Another prominent Papua New Guinean from Bougainville, Mel Togolo also contributed to the symposium. He said land reforms should be introduced based on customary land tenure system, which should mean giving proper titles to what landowners already own.
He said these titles were really representational symbols facilitating customary owners to generate wealth.
“It means creating an administrative and legal process that recognises custom and translates assets into liquid capital to generate wealth.”
In a paper titled “My Land My Place: The Times They are Changing”, Togolo was critical that customary land tenure system remains a critical constraint to development.
“Land is locked away from modern commercial uses as perceived insecurity of land tenure has prevented many investments from taking place,” he said.
He said huge changes are taking place in Papua New Guinea and the world, and such pressures lead us to question the restrictions of custom.
However, anthropologist Dr Michael Rynkiewich said Papua New Guinea landowners are not the problem in stopping development in the country.
Rynkiewich, who was a researcher with the Melanesian Institute in Goroka last year, said contrary to what we often read in the newspapers or see on television, the practice of blaming landowners is simplistic and diverts attention away from the real problems.

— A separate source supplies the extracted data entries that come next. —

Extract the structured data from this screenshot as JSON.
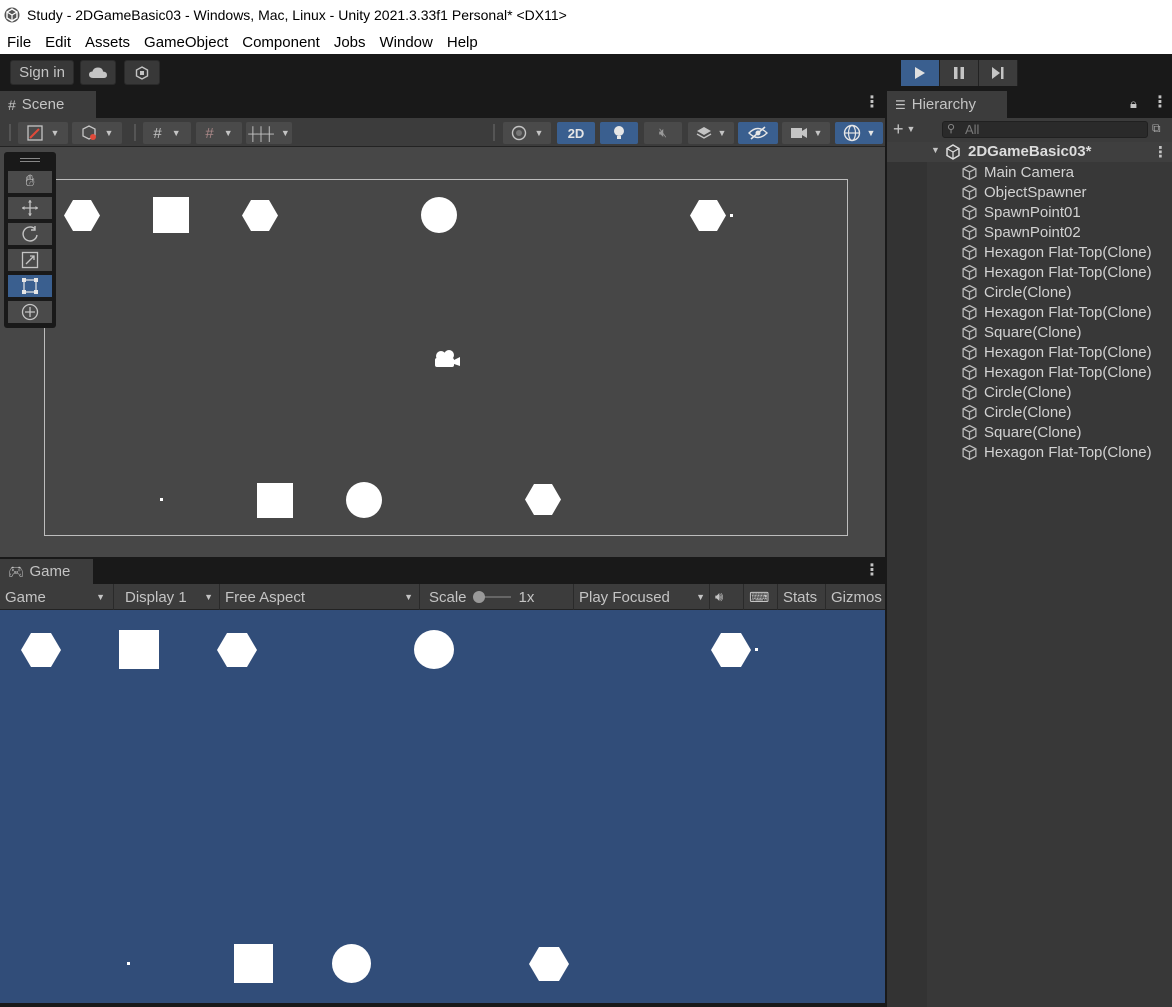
{
  "window": {
    "title": "Study - 2DGameBasic03 - Windows, Mac, Linux - Unity 2021.3.33f1 Personal* <DX11>"
  },
  "menu": [
    "File",
    "Edit",
    "Assets",
    "GameObject",
    "Component",
    "Jobs",
    "Window",
    "Help"
  ],
  "toolbar": {
    "sign_in": "Sign in"
  },
  "scene": {
    "tab_label": "Scene",
    "mode_2d": "2D"
  },
  "game": {
    "tab_label": "Game",
    "view_select": "Game",
    "display_select": "Display 1",
    "aspect_select": "Free Aspect",
    "scale_label": "Scale",
    "scale_value": "1x",
    "play_mode": "Play Focused",
    "stats": "Stats",
    "gizmos": "Gizmos"
  },
  "hierarchy": {
    "tab_label": "Hierarchy",
    "search_placeholder": "All",
    "scene_name": "2DGameBasic03*",
    "items": [
      "Main Camera",
      "ObjectSpawner",
      "SpawnPoint01",
      "SpawnPoint02",
      "Hexagon Flat-Top(Clone)",
      "Hexagon Flat-Top(Clone)",
      "Circle(Clone)",
      "Hexagon Flat-Top(Clone)",
      "Square(Clone)",
      "Hexagon Flat-Top(Clone)",
      "Hexagon Flat-Top(Clone)",
      "Circle(Clone)",
      "Circle(Clone)",
      "Square(Clone)",
      "Hexagon Flat-Top(Clone)"
    ]
  },
  "colors": {
    "accent": "#3a5f8f",
    "game_background": "#314d79",
    "scene_background": "#474747",
    "panel": "#3c3c3c"
  }
}
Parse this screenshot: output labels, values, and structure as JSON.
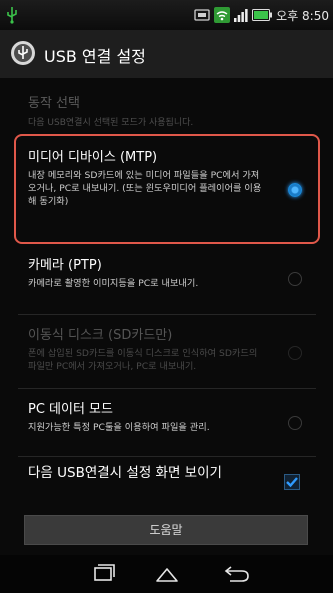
{
  "status_bar": {
    "time": "오후 8:50",
    "icons": [
      "usb-icon",
      "screenshot-icon",
      "wifi-icon",
      "signal-icon",
      "battery-icon"
    ]
  },
  "title_bar": {
    "title": "USB 연결 설정",
    "icon": "usb-settings-icon"
  },
  "section": {
    "title": "동작 선택",
    "description": "다음 USB연결시 선택된 모드가 사용됩니다."
  },
  "options": [
    {
      "title": "미디어 디바이스 (MTP)",
      "description": "내장 메모리와 SD카드에 있는 미디어 파일들을 PC에서 가져오거나, PC로 내보내기. (또는 윈도우미디어 플레이어를 이용해 동기화)",
      "selected": true,
      "enabled": true
    },
    {
      "title": "카메라 (PTP)",
      "description": "카메라로 촬영한 이미지등을 PC로 내보내기.",
      "selected": false,
      "enabled": true
    },
    {
      "title": "이동식 디스크 (SD카드만)",
      "description": "폰에 삽입된 SD카드를 이동식 디스크로 인식하여 SD카드의 파일만 PC에서 가져오거나, PC로 내보내기.",
      "selected": false,
      "enabled": false
    },
    {
      "title": "PC 데이터 모드",
      "description": "지원가능한 특정 PC툴을 이용하여 파일을 관리.",
      "selected": false,
      "enabled": true
    }
  ],
  "checkbox": {
    "label": "다음 USB연결시 설정 화면 보이기",
    "checked": true
  },
  "help_button": {
    "label": "도움말"
  },
  "nav_bar": {
    "buttons": [
      "recent-apps-icon",
      "home-icon",
      "back-icon"
    ]
  },
  "colors": {
    "accent": "#1b8ad8",
    "highlight": "#e0584a"
  }
}
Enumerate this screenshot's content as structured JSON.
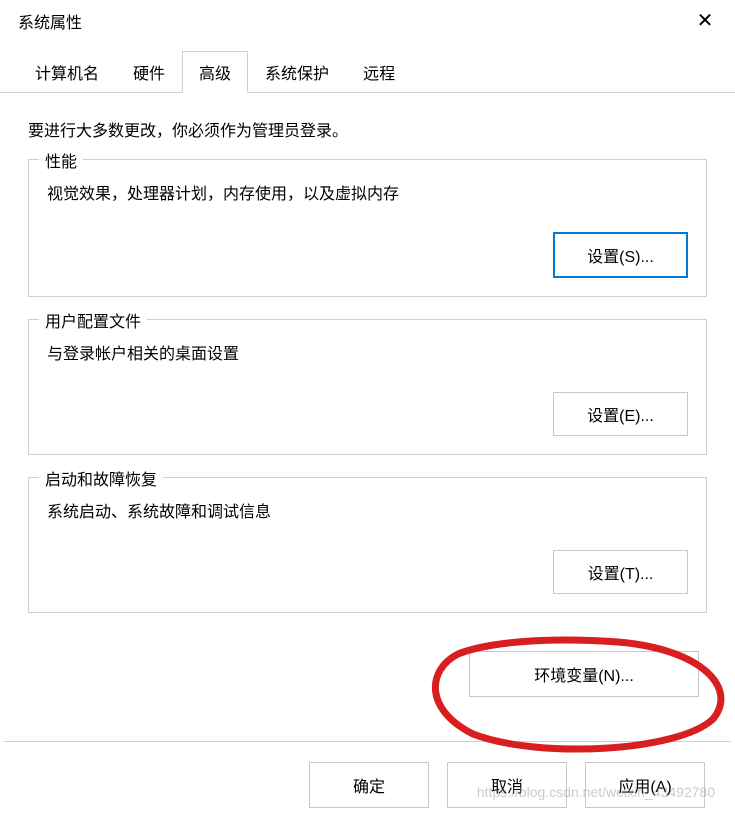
{
  "title": "系统属性",
  "tabs": [
    {
      "label": "计算机名"
    },
    {
      "label": "硬件"
    },
    {
      "label": "高级",
      "active": true
    },
    {
      "label": "系统保护"
    },
    {
      "label": "远程"
    }
  ],
  "note": "要进行大多数更改，你必须作为管理员登录。",
  "groups": {
    "performance": {
      "legend": "性能",
      "desc": "视觉效果，处理器计划，内存使用，以及虚拟内存",
      "button": "设置(S)..."
    },
    "profile": {
      "legend": "用户配置文件",
      "desc": "与登录帐户相关的桌面设置",
      "button": "设置(E)..."
    },
    "startup": {
      "legend": "启动和故障恢复",
      "desc": "系统启动、系统故障和调试信息",
      "button": "设置(T)..."
    }
  },
  "envButton": "环境变量(N)...",
  "bottom": {
    "ok": "确定",
    "cancel": "取消",
    "apply": "应用(A)"
  },
  "watermark": "https://blog.csdn.net/weixin_43492780"
}
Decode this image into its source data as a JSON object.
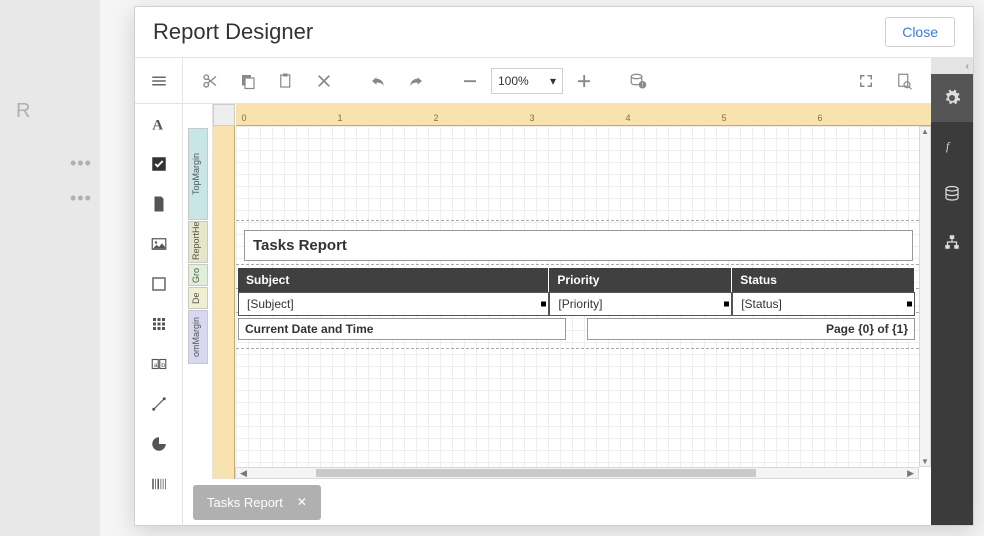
{
  "dialog": {
    "title": "Report Designer",
    "close_label": "Close"
  },
  "toolbar": {
    "zoom_level": "100%"
  },
  "ruler": {
    "ticks": [
      "0",
      "1",
      "2",
      "3",
      "4",
      "5",
      "6"
    ]
  },
  "bands": {
    "top_margin": "TopMargin",
    "report_header": "ReportHe",
    "group": "Gro",
    "detail": "De",
    "bottom_margin": "omMargin"
  },
  "design": {
    "title_text": "Tasks Report",
    "columns": {
      "subject": "Subject",
      "priority": "Priority",
      "status": "Status"
    },
    "fields": {
      "subject": "[Subject]",
      "priority": "[Priority]",
      "status": "[Status]"
    },
    "footer": {
      "date": "Current Date and Time",
      "page": "Page {0} of {1}"
    }
  },
  "tab": {
    "label": "Tasks Report"
  },
  "right_rail": {
    "items": [
      "settings",
      "fx",
      "database",
      "hierarchy"
    ]
  }
}
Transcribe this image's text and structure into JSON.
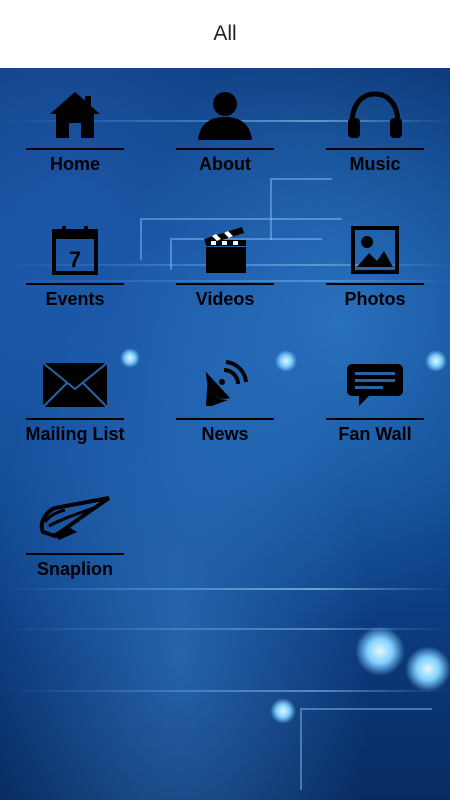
{
  "header": {
    "title": "All"
  },
  "menu": {
    "items": [
      {
        "label": "Home",
        "icon": "home-icon"
      },
      {
        "label": "About",
        "icon": "person-icon"
      },
      {
        "label": "Music",
        "icon": "headphones-icon"
      },
      {
        "label": "Events",
        "icon": "calendar-icon"
      },
      {
        "label": "Videos",
        "icon": "clapperboard-icon"
      },
      {
        "label": "Photos",
        "icon": "photo-icon"
      },
      {
        "label": "Mailing List",
        "icon": "envelope-icon"
      },
      {
        "label": "News",
        "icon": "satellite-dish-icon"
      },
      {
        "label": "Fan Wall",
        "icon": "chat-bubble-icon"
      },
      {
        "label": "Snaplion",
        "icon": "snaplion-logo-icon"
      }
    ],
    "calendar_day": "7"
  },
  "colors": {
    "background": "#0f4a92",
    "header": "#ffffff",
    "icon": "#000000"
  }
}
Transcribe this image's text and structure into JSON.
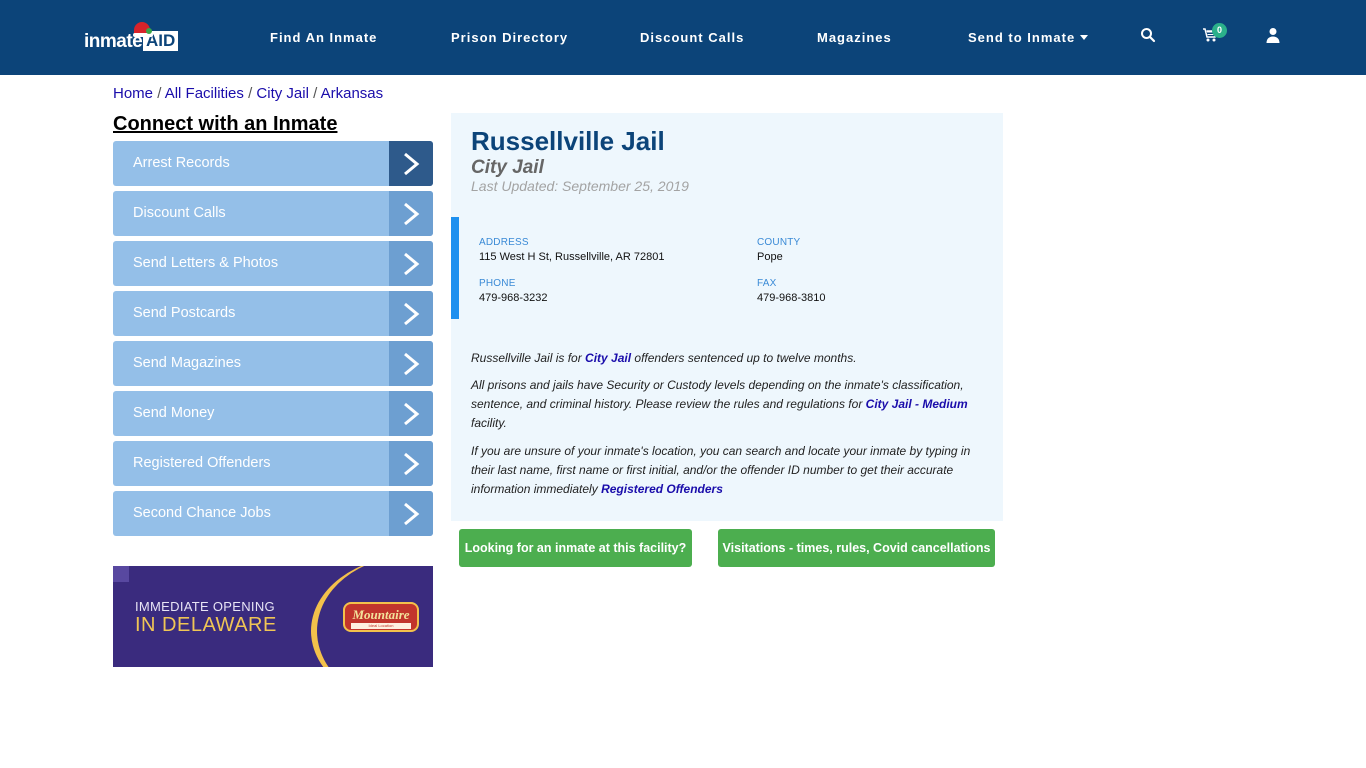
{
  "brand": {
    "logo_word": "inmate",
    "logo_aid": "AID"
  },
  "nav": {
    "items": [
      {
        "label": "Find An Inmate"
      },
      {
        "label": "Prison Directory"
      },
      {
        "label": "Discount Calls"
      },
      {
        "label": "Magazines"
      },
      {
        "label": "Send to Inmate",
        "has_dropdown": true
      }
    ],
    "icons": [
      "search-icon",
      "cart-icon",
      "user-icon"
    ],
    "cart_count": "0"
  },
  "breadcrumb": [
    {
      "label": "Home"
    },
    {
      "label": "All Facilities"
    },
    {
      "label": "City Jail"
    },
    {
      "label": "Arkansas"
    }
  ],
  "breadcrumb_sep": "/",
  "sidebar": {
    "title": "Connect with an Inmate",
    "items": [
      {
        "label": "Arrest Records",
        "active": true
      },
      {
        "label": "Discount Calls"
      },
      {
        "label": "Send Letters & Photos"
      },
      {
        "label": "Send Postcards"
      },
      {
        "label": "Send Magazines"
      },
      {
        "label": "Send Money"
      },
      {
        "label": "Registered Offenders"
      },
      {
        "label": "Second Chance Jobs"
      }
    ],
    "ad": {
      "line1": "IMMEDIATE OPENING",
      "line2": "IN DELAWARE",
      "brand": "Mountaire",
      "tagline": "Ideal Location"
    }
  },
  "facility": {
    "name": "Russellville Jail",
    "type": "City Jail",
    "last_updated": "Last Updated: September 25, 2019",
    "address_label": "ADDRESS",
    "address": "115 West H St, Russellville, AR 72801",
    "county_label": "COUNTY",
    "county": "Pope",
    "phone_label": "PHONE",
    "phone": "479-968-3232",
    "fax_label": "FAX",
    "fax": "479-968-3810"
  },
  "description": {
    "p1_a": "Russellville Jail is for ",
    "p1_link": "City Jail",
    "p1_b": " offenders sentenced up to twelve months.",
    "p2_a": "All prisons and jails have Security or Custody levels depending on the inmate's classification, sentence, and criminal history. Please review the rules and regulations for ",
    "p2_link": "City Jail - Medium",
    "p2_b": " facility.",
    "p3_a": "If you are unsure of your inmate's location, you can search and locate your inmate by typing in their last name, first name or first initial, and/or the offender ID number to get their accurate information immediately ",
    "p3_link": "Registered Offenders"
  },
  "buttons": {
    "find_inmate": "Looking for an inmate at this facility?",
    "visitations": "Visitations - times, rules, Covid cancellations"
  },
  "colors": {
    "navbar": "#0c4479",
    "sidebar_item": "#94bfe8",
    "sidebar_arrow": "#6d9fd1",
    "sidebar_arrow_active": "#2e5a8b",
    "card_bg": "#eef7fd",
    "info_accent": "#1e90ef",
    "button_green": "#4cae4f"
  }
}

He said part of the problem is that developers do not want to deal with the complexity of the systems.
“Developers prefer a quick fix to the work it takes to create and sustain a good relationship with landowners. In fact, historically, developers have not wanted a relationship with the landowners; they have only wanted the land.”
Rynkiewich said it is not true that traditional systems are incompatible with development. “Some nationals argue that they are compatible if we just work at it,” he said.
“The problem seems to be the assumption that development means becoming like the west, or at least what people imagine the west to be like. Perhaps Papua New Guinea is chasing a mirage.”
He explained that the western system of land ownership and development was much more complex and cumbersome than the Melanesian system.
“There is no such thing as individual ownership of all the rights to land in the west.”
Therefore, he said, the calls to replace the customary system are misplaced.
“The issue is security of tenure for development, not ownership.”
He said Papua New Guineans have been quite right to be suspicious of such calls. Historically, colonisers have used land registration as a means of individualising land ownership and then wresting the land away from the owner.
He said even if Papua New Guinea finds a way to write customary tenure into law, the result would be disastrous.
He gave an example of his research in the Marshall Islands on Arno Atoll where the codification of matrilineal laws of land tenure and succession to chieftainship had eliminated the flexibility that was in the system.
“People are agents of their own destiny. There are always alternative narratives and alternative customs that can be followed to reach a desired end.
“But if a custom is codified, there is no alternative but to accept the wrong man as chief or the accumulation of too much land in one person’s hands. It would be wise neither to replace the Melanesian systems of land tenure, nor codify them into law,” Rynkiewich said.
Authors who contributed included the late linguist Dr Otto Nekitel and many university academics, government officials as well as landowners.